Pulitzer Prize-winning author Diamond visits Elon

Pulitzer Prize-winning author Jared Diamond discussed ideas from his widely-acclaimed 1998 book "Guns, Germs and Steel" during a lecture Monday, Oct. 21 in Alumni Gymnasium. Details...

Diamond’s lecture, sponsored by the General Studies Department and the Liberal Arts Forum, focused on the evolution of human history on different continents over the last 13,000 years. Diamond said the development of agriculture allowed human societies to settle down in a specific area, rather than living the largely nomadic lifestyle of hunters and gatherers, who had fewer children because of the difficulties associated in moving small children on a regular basis.

“Agriculture provided a fixed food supply,” Diamond said. “This resulted in a population explosion, because societies didn’t have to space out their births.” Agricultural societies resulted in the development of social classes and political centralization, Diamond said.

Diamond, professor of physiology at the UCLA School of Medicine, also said plants and animals have spread rapidly east and west across continents because climate conditions and the length of days are relatively similar east-to-west around the globe.
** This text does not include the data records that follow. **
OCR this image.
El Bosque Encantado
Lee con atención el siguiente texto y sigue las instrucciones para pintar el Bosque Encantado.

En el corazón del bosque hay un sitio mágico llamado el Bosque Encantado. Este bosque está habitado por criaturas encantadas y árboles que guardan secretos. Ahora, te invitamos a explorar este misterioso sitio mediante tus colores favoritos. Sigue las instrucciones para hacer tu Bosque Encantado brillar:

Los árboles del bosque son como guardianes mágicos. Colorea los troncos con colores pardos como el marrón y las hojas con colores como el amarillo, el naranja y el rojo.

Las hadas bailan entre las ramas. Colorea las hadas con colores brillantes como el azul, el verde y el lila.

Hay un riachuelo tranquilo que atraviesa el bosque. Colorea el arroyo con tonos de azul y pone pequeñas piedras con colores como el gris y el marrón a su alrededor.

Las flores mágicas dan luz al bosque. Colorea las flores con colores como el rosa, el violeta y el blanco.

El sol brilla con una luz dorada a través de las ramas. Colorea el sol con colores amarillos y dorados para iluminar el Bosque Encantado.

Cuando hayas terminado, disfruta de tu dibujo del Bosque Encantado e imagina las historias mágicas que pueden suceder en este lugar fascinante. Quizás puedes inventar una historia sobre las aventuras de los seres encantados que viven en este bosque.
It is more difficult for plants and animals to spread north and south because of the wide variety of climate conditions. He asserts that this basic fact of geography explains why cultures first grew and spread in Europe and Asia, continents that cover a large area east-to-west, compared to North America and South America.

Diamond’s field experience includes 17 expeditions to New Guinea and neighboring islands to study ecology and the evolution of birds. He has published more than 200 articles in magazines and journals such as Discover, Natural History and Nature.

While his lecture focused on the evolution of human history so far, a member of the audience asked Diamond to look into the future and predict where humans will be 100 years from now. Diamond said rather than focusing on the next 100 years, he prefers to look only 50 years ahead.

“We are presently on a course that is not sustainable,” Diamond said, listing pollution, waste and lack of regard for the environment as factors that could bring down human societies. “In the next 50 years, we will settle these things in a pleasant way of our choice, or they will be settled for us in ways that are unpleasant, such as war, disease and drought.”